How to create a filter

3 min read·Updated April 2026

A filter is a saved set of search criteria — makes, year, mileage, price band, profit thresholds. Every scan you run uses one filter. Most dealers end up with 3-6 filters they rotate through (e.g. “Quick flips under £15k”, “Premium German 2020+”, “SUVs under 50k miles”).

Saved filters are shared with your team if you’re on a Business plan — anyone can edit and run them.
1

Open the filter creator

From the dashboard sidebar, click Filters → New Filter, or hit the + New Filter button on the filters page. The form opens inline.
2

Name the filter

Give it a name you’ll recognise — short and specific is better than clever. Good examples: “BMW 3-Series 2018+”, “Quick £2k+ profit”, “German auto under 60k miles”.
3

Pick target makes

Tap each make you want to scan. Most dealers stick to 2-5 makes per filter. Adding every make makes the scan slower and clutters the results with noise.
4

Set year + mileage range

Min year filters out cars that are too old to retail well. Max mileage screens out high-mileage cars where the margin doesn’t justify the prep work. Typical sweet spot: 2018+ · under 70,000 miles.
5

Set price band

Min price filters out the unprofitable bottom (£500 PXs). Max price stops £40k cars showing up if you only buy mid-range stock. Set this to your real working budget.
6

Set profit thresholds

Three thresholds split your results into Quick-Flip, Main, and Luxury buckets. Defaults of £1,500 / £2,500 / £4,000 work for most dealers. The buckets show up as colour-coded sections in the scan results.
7

Optional filters

  • Automatics only — skip manual cars (most dealers prefer auto)
  • Service history required — only show cars with full or partial service history
  • Platforms — pick which auction sites this filter scans (Motorway, CarWow Buy Now, CarWow Auction)
8

Save

Click Save Filter. It appears in your filters list and is immediately usable for scanning. Star it as a favourite if you’ll run it often — favourites appear at the top of the list.

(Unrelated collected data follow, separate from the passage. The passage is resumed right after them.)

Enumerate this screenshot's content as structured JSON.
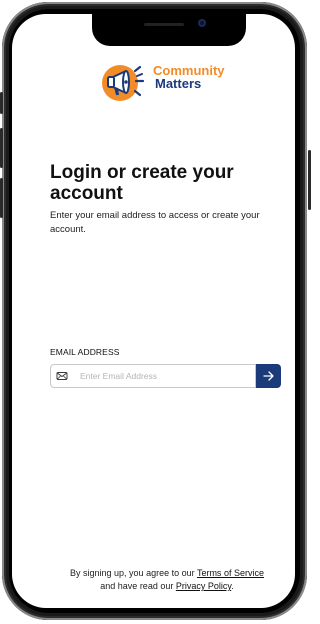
{
  "brand": {
    "name_line1": "Community",
    "name_line2": "Matters",
    "orange": "#F28C28",
    "navy": "#1B3A7A",
    "logo_icon": "megaphone-icon"
  },
  "login": {
    "title": "Login or create your account",
    "subtitle": "Enter your email address to access or create your account."
  },
  "email": {
    "label": "EMAIL ADDRESS",
    "placeholder": "Enter Email Address",
    "value": "",
    "field_icon": "mail-icon",
    "submit_icon": "arrow-right-icon"
  },
  "footer": {
    "line1_prefix": "By signing up, you agree to our ",
    "terms_link": "Terms of Service",
    "line2_prefix": "and have read our ",
    "privacy_link": "Privacy Policy",
    "line2_suffix": "."
  }
}
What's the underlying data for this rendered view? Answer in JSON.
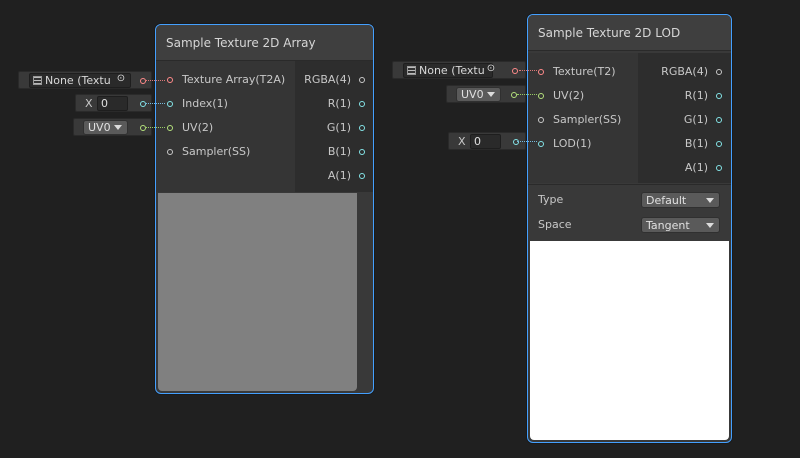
{
  "nodes": {
    "array": {
      "title": "Sample Texture 2D Array",
      "inputs": [
        {
          "label": "Texture Array(T2A)",
          "color": "#ff8a8a"
        },
        {
          "label": "Index(1)",
          "color": "#84e4e7"
        },
        {
          "label": "UV(2)",
          "color": "#b4e07c"
        },
        {
          "label": "Sampler(SS)",
          "color": "#c8c8c8"
        }
      ],
      "outputs": [
        "RGBA(4)",
        "R(1)",
        "G(1)",
        "B(1)",
        "A(1)"
      ]
    },
    "lod": {
      "title": "Sample Texture 2D LOD",
      "inputs": [
        {
          "label": "Texture(T2)",
          "color": "#ff8a8a"
        },
        {
          "label": "UV(2)",
          "color": "#b4e07c"
        },
        {
          "label": "Sampler(SS)",
          "color": "#c8c8c8"
        },
        {
          "label": "LOD(1)",
          "color": "#84e4e7"
        }
      ],
      "outputs": [
        "RGBA(4)",
        "R(1)",
        "G(1)",
        "B(1)",
        "A(1)"
      ],
      "settings": {
        "type_label": "Type",
        "type_value": "Default",
        "space_label": "Space",
        "space_value": "Tangent"
      }
    }
  },
  "inline_controls": {
    "array_texture": "None (Textu",
    "array_index_axis": "X",
    "array_index_value": "0",
    "array_uv": "UV0",
    "lod_texture": "None (Textu",
    "lod_uv": "UV0",
    "lod_axis": "X",
    "lod_value": "0"
  },
  "colors": {
    "selection": "#44a0ff",
    "texture_port": "#ff8a8a",
    "vector1_port": "#84e4e7",
    "vector2_port": "#b4e07c",
    "background": "#202020"
  }
}
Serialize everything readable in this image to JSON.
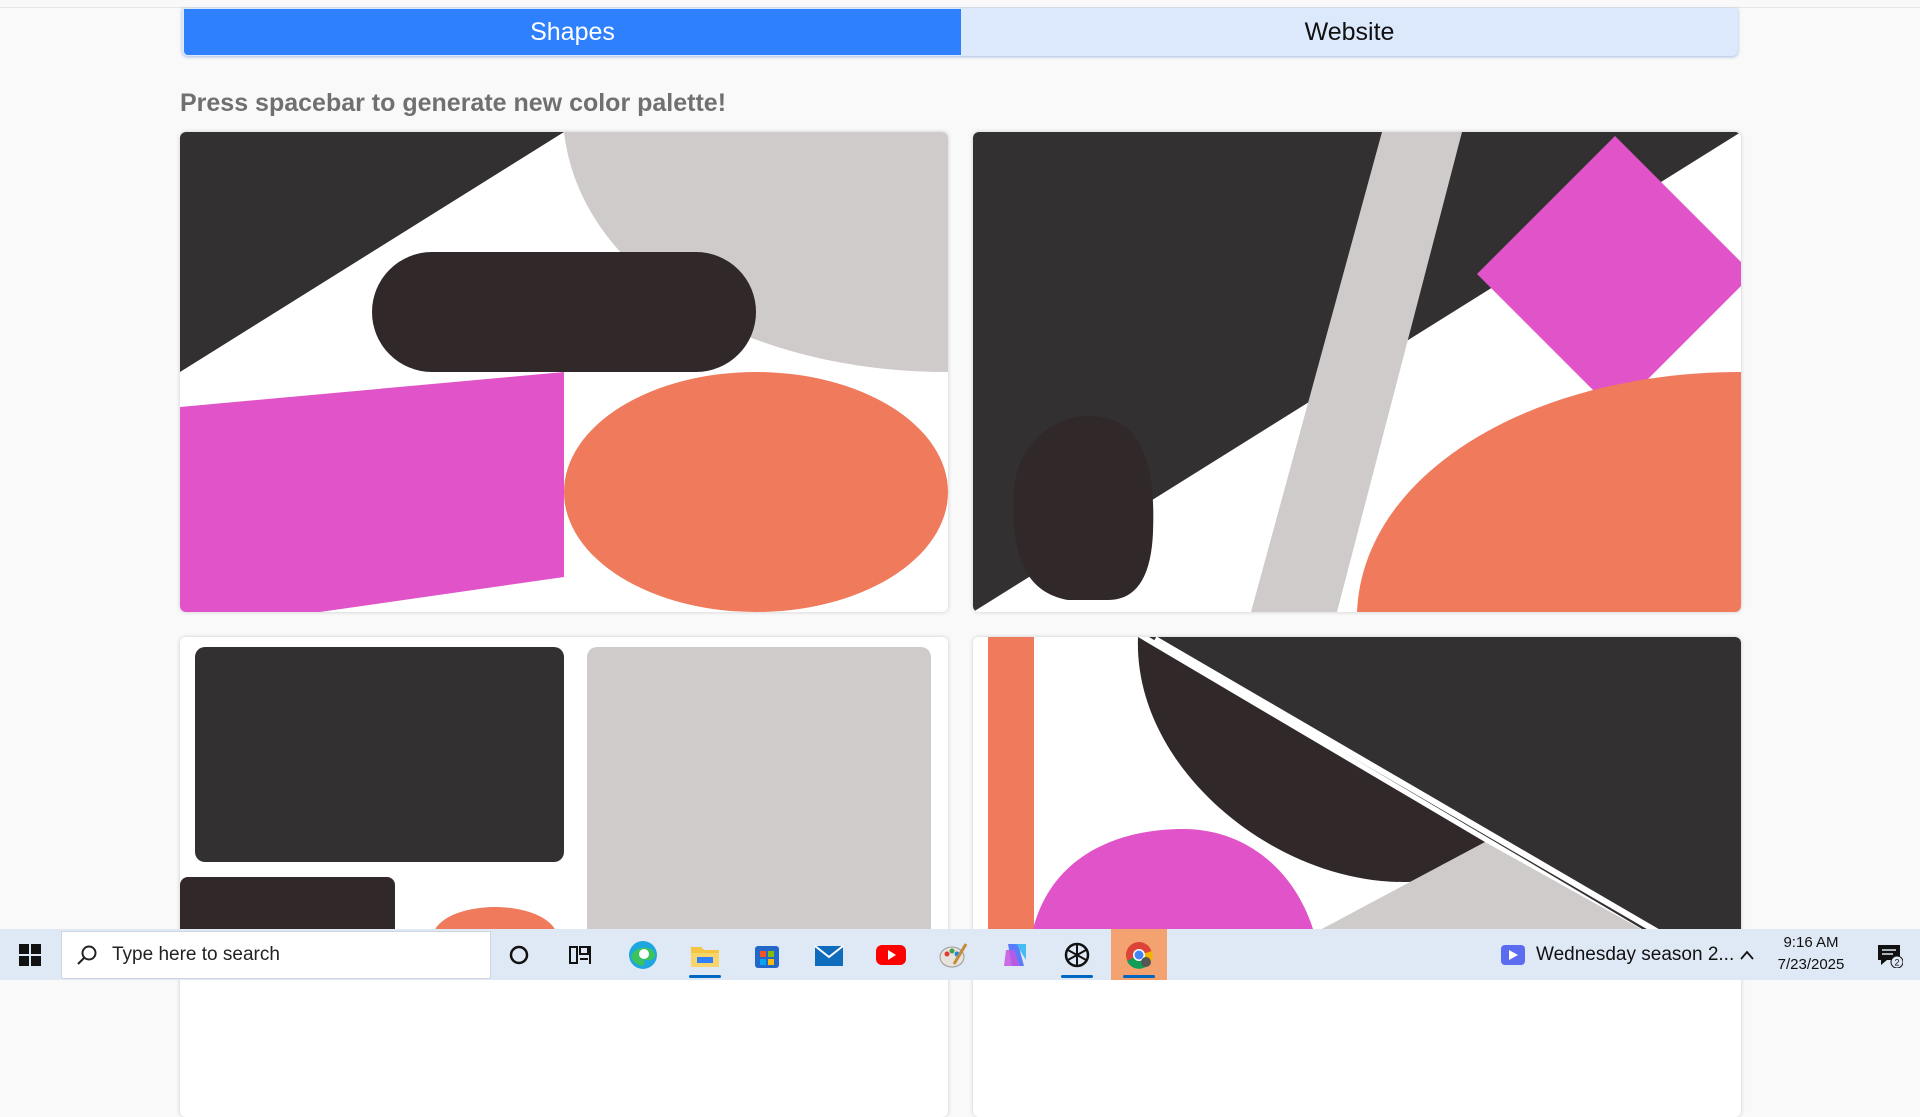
{
  "tabs": [
    {
      "label": "Shapes",
      "active": true
    },
    {
      "label": "Website",
      "active": false
    }
  ],
  "hint": "Press spacebar to generate new color palette!",
  "palette": {
    "dark": "#333031",
    "dark_brown": "#302829",
    "light_gray": "#d0cbcb",
    "magenta": "#e153c8",
    "salmon": "#ef7a5c",
    "white": "#ffffff",
    "accent_blue": "#2f80ff",
    "tab_bg": "#dce8fb"
  },
  "taskbar": {
    "search_placeholder": "Type here to search",
    "news_text": "Wednesday season 2...",
    "time": "9:16 AM",
    "date": "7/23/2025",
    "notification_count": "2",
    "pinned_icons": [
      "cortana-icon",
      "task-view-icon",
      "edge-icon",
      "file-explorer-icon",
      "store-icon",
      "mail-icon",
      "youtube-icon",
      "paint-icon",
      "copilot-icon",
      "chatgpt-icon",
      "chrome-icon"
    ]
  }
}
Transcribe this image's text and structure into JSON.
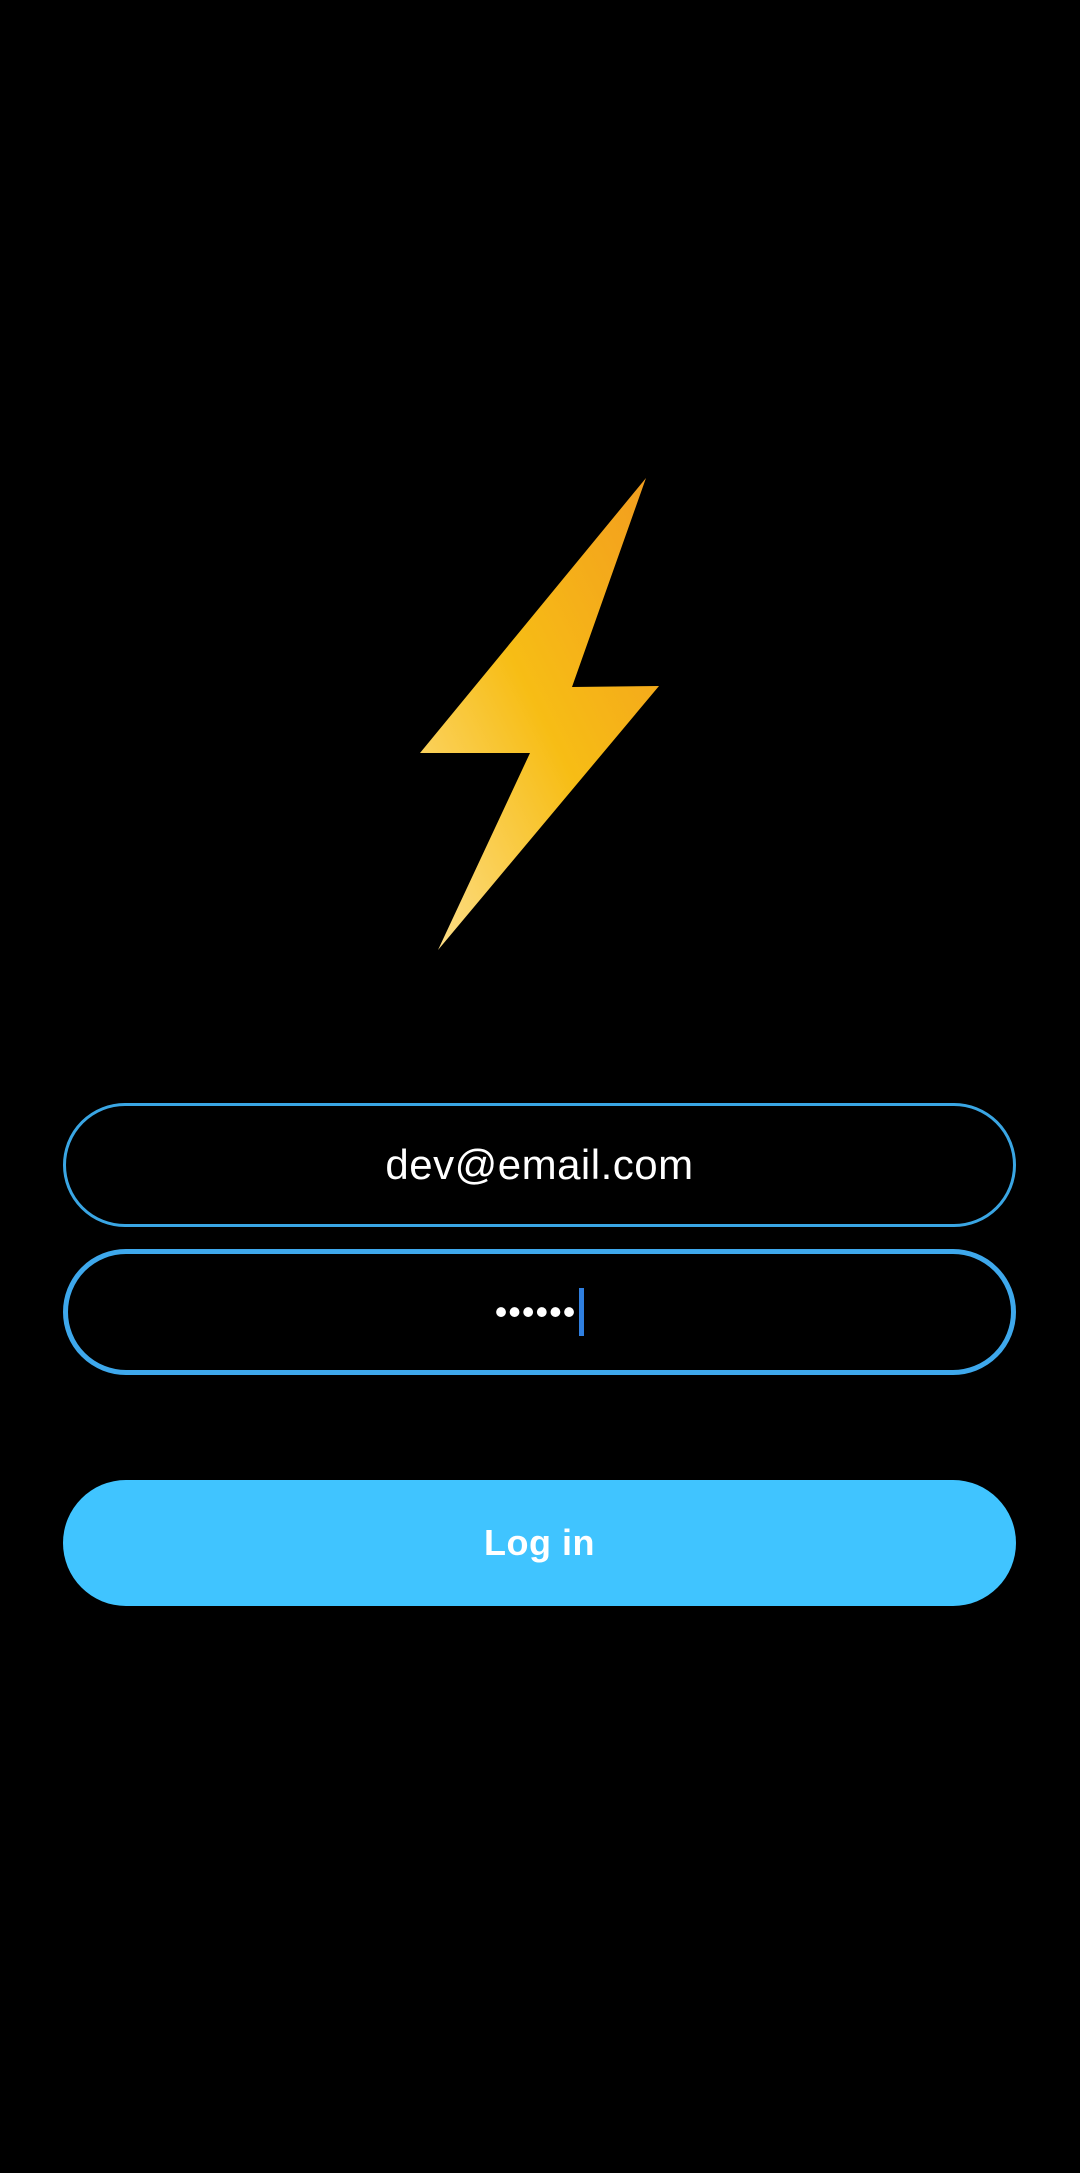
{
  "logo": {
    "icon": "lightning-bolt-icon",
    "colors": [
      "#f5a623",
      "#f8c51a",
      "#fbd56a"
    ]
  },
  "login_form": {
    "email_value": "dev@email.com",
    "password_value": "••••••",
    "submit_label": "Log in"
  },
  "colors": {
    "background": "#000000",
    "field_border": "#3ea8ec",
    "button": "#40c4ff",
    "caret": "#2f7fe0",
    "text": "#ffffff"
  }
}
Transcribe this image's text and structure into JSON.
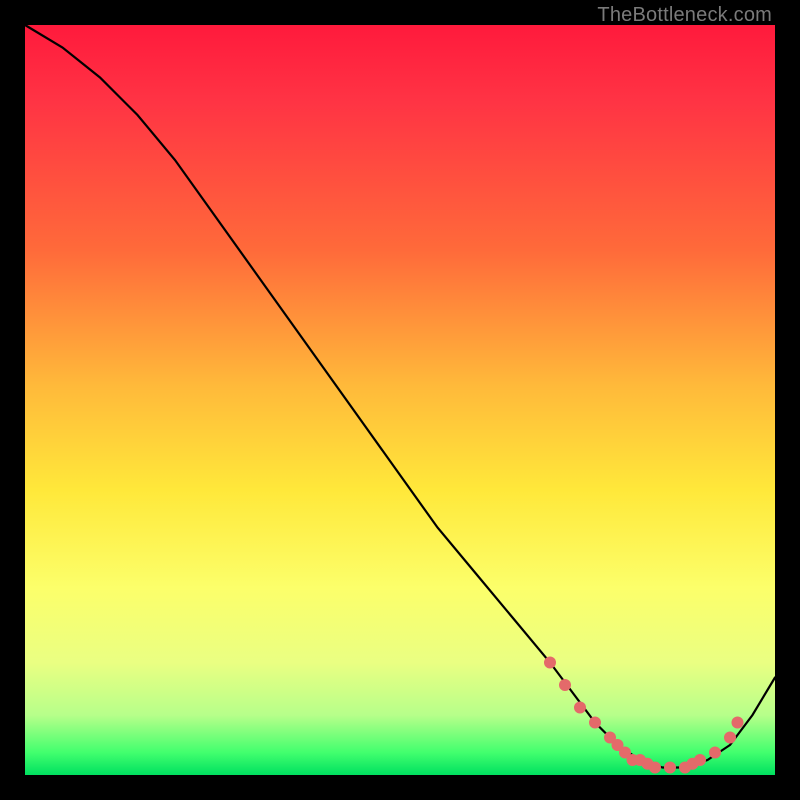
{
  "attribution": "TheBottleneck.com",
  "chart_data": {
    "type": "line",
    "title": "",
    "xlabel": "",
    "ylabel": "",
    "xlim": [
      0,
      100
    ],
    "ylim": [
      0,
      100
    ],
    "background_gradient": {
      "orientation": "vertical",
      "stops": [
        {
          "pos": 0,
          "color": "#ff1a3c",
          "meaning": "bad"
        },
        {
          "pos": 50,
          "color": "#ffd93a",
          "meaning": "mediocre"
        },
        {
          "pos": 100,
          "color": "#00e060",
          "meaning": "good"
        }
      ]
    },
    "series": [
      {
        "name": "bottleneck-curve",
        "x": [
          0,
          5,
          10,
          15,
          20,
          25,
          30,
          35,
          40,
          45,
          50,
          55,
          60,
          65,
          70,
          73,
          76,
          79,
          82,
          85,
          88,
          91,
          94,
          97,
          100
        ],
        "values": [
          100,
          97,
          93,
          88,
          82,
          75,
          68,
          61,
          54,
          47,
          40,
          33,
          27,
          21,
          15,
          11,
          7,
          4,
          2,
          1,
          1,
          2,
          4,
          8,
          13
        ]
      }
    ],
    "markers": [
      {
        "x": 70,
        "y": 15
      },
      {
        "x": 72,
        "y": 12
      },
      {
        "x": 74,
        "y": 9
      },
      {
        "x": 76,
        "y": 7
      },
      {
        "x": 78,
        "y": 5
      },
      {
        "x": 79,
        "y": 4
      },
      {
        "x": 80,
        "y": 3
      },
      {
        "x": 81,
        "y": 2
      },
      {
        "x": 82,
        "y": 2
      },
      {
        "x": 83,
        "y": 1.5
      },
      {
        "x": 84,
        "y": 1
      },
      {
        "x": 86,
        "y": 1
      },
      {
        "x": 88,
        "y": 1
      },
      {
        "x": 89,
        "y": 1.5
      },
      {
        "x": 90,
        "y": 2
      },
      {
        "x": 92,
        "y": 3
      },
      {
        "x": 94,
        "y": 5
      },
      {
        "x": 95,
        "y": 7
      }
    ],
    "marker_style": {
      "color": "#e46a6a",
      "radius": 6
    }
  }
}
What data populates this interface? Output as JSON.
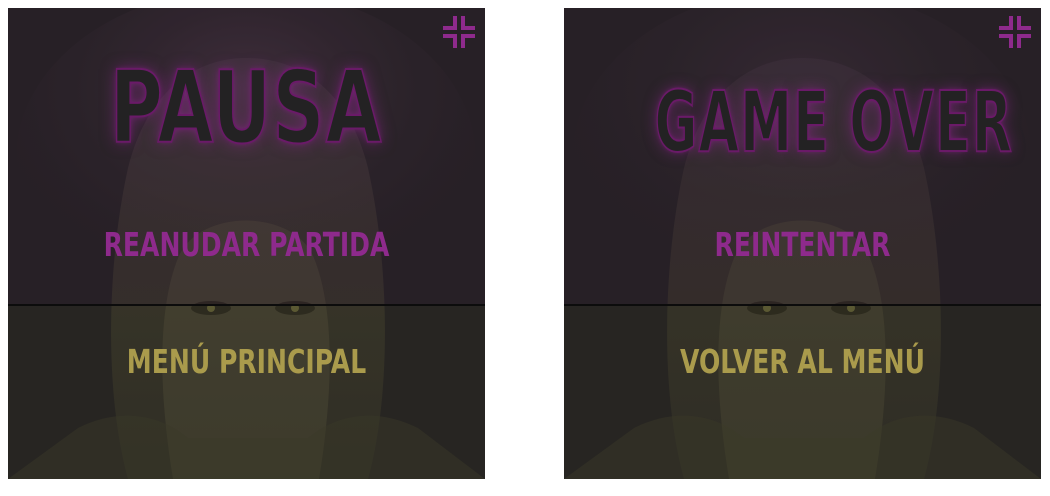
{
  "pause_screen": {
    "title": "PAUSA",
    "primary_button_label": "REANUDAR PARTIDA",
    "secondary_button_label": "MENÚ PRINCIPAL",
    "corner_icon": "minimize-icon"
  },
  "gameover_screen": {
    "title": "GAME OVER",
    "primary_button_label": "REINTENTAR",
    "secondary_button_label": "VOLVER AL MENÚ",
    "corner_icon": "minimize-icon"
  },
  "colors": {
    "panel_background": "#232223",
    "accent_magenta": "#8e2a8c",
    "accent_gold": "#aa9b4c",
    "title_outline": "#6a1a68"
  }
}
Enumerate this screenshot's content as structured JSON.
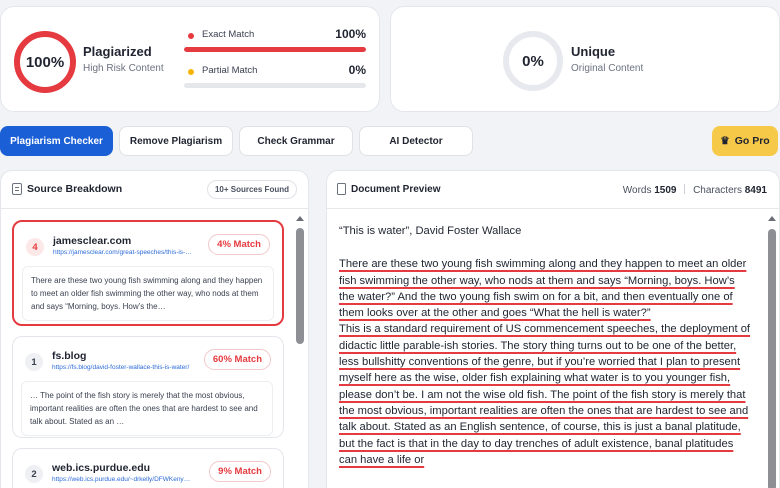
{
  "summary": {
    "plagiarized": {
      "percent": "100%",
      "title": "Plagiarized",
      "subtitle": "High Risk Content"
    },
    "unique": {
      "percent": "0%",
      "title": "Unique",
      "subtitle": "Original Content"
    },
    "exact_match": {
      "label": "Exact Match",
      "value": "100%",
      "fraction": 1.0,
      "color": "#e53a3f"
    },
    "partial_match": {
      "label": "Partial Match",
      "value": "0%",
      "fraction": 0.0,
      "color": "#f5b400"
    }
  },
  "tabs": {
    "plagiarism_checker": "Plagiarism Checker",
    "remove_plagiarism": "Remove Plagiarism",
    "check_grammar": "Check Grammar",
    "ai_detector": "AI Detector",
    "go_pro": "Go Pro",
    "go_pro_icon": "crown-icon"
  },
  "sources": {
    "title": "Source Breakdown",
    "badge": "10+ Sources Found",
    "items": [
      {
        "num": "4",
        "domain": "jamesclear.com",
        "url": "https://jamesclear.com/great-speeches/this-is-water-by-david-foster-wallace",
        "match": "4% Match",
        "snippet": "There are these two young fish swimming along and they happen to meet an older fish swimming the other way, who nods at them and says “Morning, boys. How’s the…"
      },
      {
        "num": "1",
        "domain": "fs.blog",
        "url": "https://fs.blog/david-foster-wallace-this-is-water/",
        "match": "60% Match",
        "snippet": "… The point of the fish story is merely that the most obvious, important realities are often the ones that are hardest to see and talk about. Stated as an …"
      },
      {
        "num": "2",
        "domain": "web.ics.purdue.edu",
        "url": "https://web.ics.purdue.edu/~drkelly/DFWKenyonAddress2005.pdf",
        "match": "9% Match",
        "snippet": ""
      }
    ]
  },
  "document": {
    "title": "Document Preview",
    "words_label": "Words",
    "words_value": "1509",
    "chars_label": "Characters",
    "chars_value": "8491",
    "heading": "“This is water”, David Foster Wallace",
    "p1": "There are these two young fish swimming along and they happen to meet an older fish swimming the other way, who nods at them and says “Morning, boys. How’s the water?” And the two young fish swim on for a bit, and then eventually one of them looks over at the other and goes “What the hell is water?”",
    "p2": "This is a standard requirement of US commencement speeches, the deployment of didactic little parable-ish stories. The story thing turns out to be one of the better, less bullshitty conventions of the genre, but if you’re worried that I plan to present myself here as the wise, older fish explaining what water is to you younger fish, please don’t be. I am not the wise old fish. The point of the fish story is merely that the most obvious, important realities are often the ones that are hardest to see and talk about. Stated as an English sentence, of course, this is just a banal platitude, but the fact is that in the day to day trenches of adult existence, banal platitudes can have a life or"
  }
}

Tweaking after the first scan

Don’t over-tune the filter on day one. Run it once, look at what shows up, then adjust. Common adjustments after seeing real results:

  • Too many results → tighten max mileage or raise min profit
  • Too few results → widen the year range or add another make
  • Cars too expensive to flip → lower max price
Tip: after editing a filter, run it again to see how the results change. Filters don’t auto-rerun — each scan is a one-shot snapshot.